Preventie is erg belangrijk om verdere bodemverdichting te voorkomen. Daarnaast is veel behoefte aan kennis om eenmaal verdichte bodems weer te herstellen.
Het doel van dit project is om het kennisniveau over de gevolgen van bodemverdichting, de mogelijkheden om dit te voorkomen en om het te herstellen, te verhogen bij landgebruikers, loonwerkers, studenten, grondeigenaren en voedselverwerkende industrie. Het verhoogde kennisniveau gaat ertoe leiden dat er andere keuzes gemaakt kunnen worden ten aanzien van bewerkings- en oogstmomenten, inzet van machines en selectie van teelten. Hiermee wordt een verdere verdichting van de Nederlandse ondergrond voorkomen, worden verdichte bodems weer (gedeeltelijk) hersteld en blijft de productie van de akker- en tuinbouw op niveau en worden de gevoeligheid voor wateroverlast en droogte beperkt.

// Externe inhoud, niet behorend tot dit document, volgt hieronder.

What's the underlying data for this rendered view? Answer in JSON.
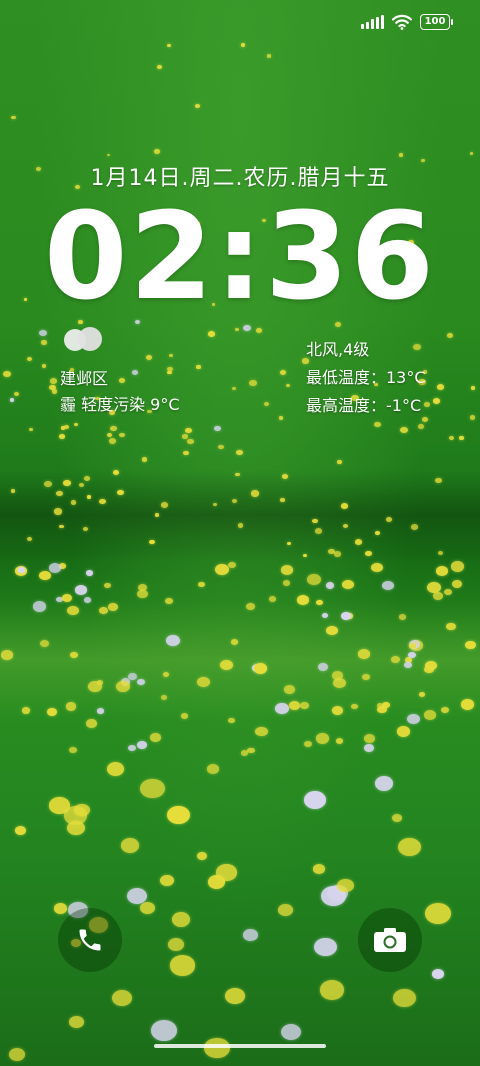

De doelgroep zal worden bereikt via o.a. workshops, colleges, telersbijeenkomsten, loonwerkersbijeenkomsten. Hiervoor zullen gerichte presentaties, lesmodules en animaties worden gemaakt. De ontwikkelde middelen zullen worden ondergebracht op speciaal ontwikkelde dossierpagina’s van Groenkennisnet en CRLKS. Totaal zullen ca. 400 mensen direct worden bereikt middels de bijeenkomsten; een veel grotere groep zal bereikt worden via de digitale kanalen.
2. Doel en doelgroep
2.1 Achtergrond
Bodemverdichting is de verdichting en vervorming van de bodemstructuur, als gevolg van berijding door landbouwvoertuigen. Dit leidt tot opbrengstschade die, afhankelijk van het gewas, tussen 10 tot 40 % kan liggen (van Balen en Bakema, 2023). De kans op bodemverdichting voor de akker- en tuinbouw is hoog, doordat er relatief veel teelten zijn met late oogstmomenten, veel af te voeren product en zware machines. Op basis van veldonderzoek is vastgesteld dat tussen de 25 % en 45 % van de gronden voor akker- en tuinbouw in Nederland daadwerkelijk verdicht zijn (Bakema et al., 2021). Preventie is erg belangrijk om verdere bodemverdichting te voorkomen.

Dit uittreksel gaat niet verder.